En réponse, les Gonjas de Daboya et de Damongo se sont organisés et se sont rendus dans les communautés pour les attaquer. Il faut dire qu’il existe un conflit de longue date entre les Tampulmas et les Gonjas dans certaines parties du district de Gonja Nord pour savoir qui est autorisé à percevoir les droits des bergers Fulani

Présent à la séance de narration publique, Ibrahim, habitant Daboya, village dont sont originaires les assaillants, pointe une «incompréhension» qui aurait été l’élément déclencheur. Selon lui, l’intention était de s’attaquer à Salugu, un autre village, voisin de Disah. «Quand quelqu’un est tombé et que les villageois sont sortis, on a cru à une attaque. Les gens ont riposté. Et l’irréparable s’est produit», répète-t-il. «Cette affaire nous a retardés. Ce que nous avons investi pour reconstruire, nous aurions pu le consacrer à notre développement», regrette Mathiew.

Aujourd’hui, tout cela est derrière eux. Ils essaient d’oublier. Ils continuent à se fréquenter comme auparavant, les habitants des deux villages se marient, commercent entre eux. «Beaucoup de choses nous lient. Tout ce que tu perds aujourd’hui, par la Grâce de Dieu, tu peux le retrouver. Nous avons convaincu beaucoup de nos parents, qui étaient partis vivre à Tamalé ou Accra, de revenir.
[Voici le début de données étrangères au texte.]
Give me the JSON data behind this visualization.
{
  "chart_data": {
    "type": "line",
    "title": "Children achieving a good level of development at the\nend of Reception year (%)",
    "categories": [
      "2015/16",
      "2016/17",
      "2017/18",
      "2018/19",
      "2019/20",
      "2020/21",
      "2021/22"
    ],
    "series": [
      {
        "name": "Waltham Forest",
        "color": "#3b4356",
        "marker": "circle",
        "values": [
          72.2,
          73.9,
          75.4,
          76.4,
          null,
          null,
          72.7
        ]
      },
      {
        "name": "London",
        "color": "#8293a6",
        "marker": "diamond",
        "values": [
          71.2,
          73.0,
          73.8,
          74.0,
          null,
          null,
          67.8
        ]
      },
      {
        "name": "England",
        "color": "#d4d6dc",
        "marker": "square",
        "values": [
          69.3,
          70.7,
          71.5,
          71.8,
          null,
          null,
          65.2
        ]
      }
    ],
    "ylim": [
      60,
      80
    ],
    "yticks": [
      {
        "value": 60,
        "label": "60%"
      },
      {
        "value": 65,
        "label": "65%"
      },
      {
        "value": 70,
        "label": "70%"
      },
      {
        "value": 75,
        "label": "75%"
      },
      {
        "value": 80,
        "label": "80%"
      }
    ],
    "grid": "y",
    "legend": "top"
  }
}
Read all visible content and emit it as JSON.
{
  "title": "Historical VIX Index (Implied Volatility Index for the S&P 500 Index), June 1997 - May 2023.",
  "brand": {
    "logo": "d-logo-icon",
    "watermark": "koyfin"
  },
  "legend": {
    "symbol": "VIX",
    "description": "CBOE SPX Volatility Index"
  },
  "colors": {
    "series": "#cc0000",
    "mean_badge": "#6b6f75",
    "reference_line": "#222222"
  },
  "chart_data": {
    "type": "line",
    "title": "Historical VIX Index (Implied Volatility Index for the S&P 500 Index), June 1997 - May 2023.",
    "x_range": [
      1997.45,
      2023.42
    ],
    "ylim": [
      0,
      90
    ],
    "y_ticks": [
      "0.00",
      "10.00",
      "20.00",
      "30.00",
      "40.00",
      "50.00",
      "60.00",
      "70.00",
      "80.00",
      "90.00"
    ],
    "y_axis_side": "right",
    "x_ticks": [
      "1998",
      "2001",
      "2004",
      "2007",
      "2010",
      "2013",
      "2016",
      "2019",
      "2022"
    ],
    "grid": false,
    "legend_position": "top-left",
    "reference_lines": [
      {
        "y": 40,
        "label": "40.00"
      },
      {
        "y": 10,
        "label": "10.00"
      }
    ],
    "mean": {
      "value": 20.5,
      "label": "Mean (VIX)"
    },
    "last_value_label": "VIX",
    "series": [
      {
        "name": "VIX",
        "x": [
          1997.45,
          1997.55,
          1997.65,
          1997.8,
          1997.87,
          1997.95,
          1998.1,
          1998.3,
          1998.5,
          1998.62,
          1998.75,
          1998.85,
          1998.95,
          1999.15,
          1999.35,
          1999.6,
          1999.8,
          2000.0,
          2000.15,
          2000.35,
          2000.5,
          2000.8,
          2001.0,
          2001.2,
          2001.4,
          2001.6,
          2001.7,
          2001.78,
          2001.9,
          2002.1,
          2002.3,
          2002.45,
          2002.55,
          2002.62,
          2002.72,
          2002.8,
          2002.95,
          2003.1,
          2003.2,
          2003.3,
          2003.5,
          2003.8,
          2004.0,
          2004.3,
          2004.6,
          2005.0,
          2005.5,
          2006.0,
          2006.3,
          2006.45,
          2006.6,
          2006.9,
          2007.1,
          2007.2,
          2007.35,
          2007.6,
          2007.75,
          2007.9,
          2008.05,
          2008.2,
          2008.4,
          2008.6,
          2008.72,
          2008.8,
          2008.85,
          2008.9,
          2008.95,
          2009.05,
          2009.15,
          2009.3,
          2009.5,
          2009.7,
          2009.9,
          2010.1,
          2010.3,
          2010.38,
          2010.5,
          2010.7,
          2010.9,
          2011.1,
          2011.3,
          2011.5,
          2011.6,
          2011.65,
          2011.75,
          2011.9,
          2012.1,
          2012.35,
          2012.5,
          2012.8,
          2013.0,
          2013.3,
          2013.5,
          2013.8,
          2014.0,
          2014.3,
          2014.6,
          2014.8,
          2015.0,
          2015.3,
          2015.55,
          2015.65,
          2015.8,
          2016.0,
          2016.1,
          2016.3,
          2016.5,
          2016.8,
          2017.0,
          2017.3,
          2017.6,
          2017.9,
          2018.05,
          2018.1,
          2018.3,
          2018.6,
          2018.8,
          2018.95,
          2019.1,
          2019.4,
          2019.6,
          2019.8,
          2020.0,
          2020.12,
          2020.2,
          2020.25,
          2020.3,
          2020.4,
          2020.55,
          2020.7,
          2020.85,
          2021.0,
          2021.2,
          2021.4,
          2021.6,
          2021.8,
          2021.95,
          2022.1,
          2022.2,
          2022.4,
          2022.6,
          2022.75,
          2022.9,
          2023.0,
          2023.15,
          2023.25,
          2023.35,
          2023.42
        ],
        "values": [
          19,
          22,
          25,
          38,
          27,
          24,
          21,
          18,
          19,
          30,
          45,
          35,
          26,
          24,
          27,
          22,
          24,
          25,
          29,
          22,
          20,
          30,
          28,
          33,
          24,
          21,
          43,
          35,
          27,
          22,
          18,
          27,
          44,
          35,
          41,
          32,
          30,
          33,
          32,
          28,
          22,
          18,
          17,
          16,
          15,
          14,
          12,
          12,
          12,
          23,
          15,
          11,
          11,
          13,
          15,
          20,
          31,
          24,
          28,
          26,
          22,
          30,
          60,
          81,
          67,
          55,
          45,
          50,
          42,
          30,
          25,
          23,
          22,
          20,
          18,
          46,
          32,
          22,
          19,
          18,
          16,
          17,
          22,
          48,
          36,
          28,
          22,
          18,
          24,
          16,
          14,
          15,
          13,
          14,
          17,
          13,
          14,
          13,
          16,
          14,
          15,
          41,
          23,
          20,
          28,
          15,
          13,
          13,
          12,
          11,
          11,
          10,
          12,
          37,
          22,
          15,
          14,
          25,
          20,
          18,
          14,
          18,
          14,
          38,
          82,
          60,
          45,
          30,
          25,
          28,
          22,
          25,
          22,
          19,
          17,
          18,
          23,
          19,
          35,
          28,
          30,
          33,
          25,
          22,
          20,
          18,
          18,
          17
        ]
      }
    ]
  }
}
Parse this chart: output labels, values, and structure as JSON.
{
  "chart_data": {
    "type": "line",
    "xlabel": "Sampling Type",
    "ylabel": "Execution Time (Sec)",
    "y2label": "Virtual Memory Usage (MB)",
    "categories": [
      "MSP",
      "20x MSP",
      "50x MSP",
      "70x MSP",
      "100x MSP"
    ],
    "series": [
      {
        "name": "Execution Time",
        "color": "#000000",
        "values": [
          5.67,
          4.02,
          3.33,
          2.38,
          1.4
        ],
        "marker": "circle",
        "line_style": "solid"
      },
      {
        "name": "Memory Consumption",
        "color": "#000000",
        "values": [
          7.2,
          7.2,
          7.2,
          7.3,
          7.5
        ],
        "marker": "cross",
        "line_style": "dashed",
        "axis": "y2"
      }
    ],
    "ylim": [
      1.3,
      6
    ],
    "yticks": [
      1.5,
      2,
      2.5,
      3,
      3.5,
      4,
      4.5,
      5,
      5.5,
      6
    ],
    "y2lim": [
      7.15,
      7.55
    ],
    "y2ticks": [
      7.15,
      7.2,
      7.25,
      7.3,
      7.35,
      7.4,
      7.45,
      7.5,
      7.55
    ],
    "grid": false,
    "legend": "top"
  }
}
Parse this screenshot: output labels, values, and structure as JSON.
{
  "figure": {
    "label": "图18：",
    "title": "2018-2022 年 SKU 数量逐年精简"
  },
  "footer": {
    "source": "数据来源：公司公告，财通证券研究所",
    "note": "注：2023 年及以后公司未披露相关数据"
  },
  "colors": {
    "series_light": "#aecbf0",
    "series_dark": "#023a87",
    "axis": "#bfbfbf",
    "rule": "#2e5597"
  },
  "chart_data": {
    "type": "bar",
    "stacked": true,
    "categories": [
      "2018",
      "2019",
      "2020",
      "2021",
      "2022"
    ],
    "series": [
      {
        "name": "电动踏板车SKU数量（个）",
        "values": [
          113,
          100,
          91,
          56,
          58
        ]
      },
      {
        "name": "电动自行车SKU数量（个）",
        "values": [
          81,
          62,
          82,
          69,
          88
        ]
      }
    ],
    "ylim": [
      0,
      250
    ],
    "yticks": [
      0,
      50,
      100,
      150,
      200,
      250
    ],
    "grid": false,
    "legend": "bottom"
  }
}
Et ils sont revenus», assure Mathiew qui a, lui-même, perdu des biens dans l’attaque : ordinateur, écran plat, matériel d’énergie solaire. Mais, tout cela est aujourd’hui derrière. «Bien sûr que c’est difficile de faire table rase de tout cela. Mais, la paix vaut bien ce sacrifice», souligne Mathiew.

Ibrahima ANNE Légende : Cinq ans après l’attaque inter-communautaire, Disah se reconstruit et tente de tourner la page

TEMOIGNAGES

ABOU BABO, MARIE, PERE DE NEUF ENFANTS
«Je n’en veux à personne»
«J’ai perdu tout ce que j’avais dans ma maison : motos, vivres, habits. J’ai perdu dix vaches. Je me bats au quotidien pour récupérer tout ce que j’ai perdu. J’ai été aidé par Latif (jeune natif du village, Ndlr), les autorités, etc. Le jour des faits, j’ai été réveillé par des coups de feu. J’ai couru me réfugier dans la brousse. Mais, je n’en veux à personne».

AKALA BEHIN, COMMERÇANTE
«Nous avons pardonné»
«La nuit de l’incident, c’était terrible. Mon mari vit avec un handicap. Ce qui fait que c’était difficile pour nous de fuir les assaillants. Mon mari ne voulait pas quitter. C’est mon fils aîné qui est venu le forcer à partir en brousse en le portant sur son dos. Aujourd’hui, nous avons pardonné. Je ne serais même pas contre le fait que ma fille choisisse un des assaillants comme mari».

REVEREND MANGA, PASTEUR
«Evidemment que cela m’a attristé»
«J’étais à Damango pour une opération chirurgicale. Revenu, j’ai vu ce qui s’est
passé. Evidemment que cela m’a attristé. (…) Les religieux nous ont soutenus pour
nous aider à nous reconstruire. C’est avec cela que nous arrivons à tenir»

CHEF ADAM YAKUBU, ASSISTANT ET PORTE-PAROLE DU CHEF DE
VILLAGE DE DABOYA
«Nous ne voulons pas revenir sur ce qui s’est passé»
«Depuis plus d’un siècle, nous vivons ensemble, en paix. Disah, c’est un
événement malheureux. Nous avons un chef qui dirige les affaires de la cité.
Tampulmas et Gonjas (les deux ethnies qui peuplent respectivement Disah et

Daboya, Ndlr) sont un et un seul peuple. Nous continuons de vivre comme
auparavant. On se rend visite. L’incident ne va plus se reproduire».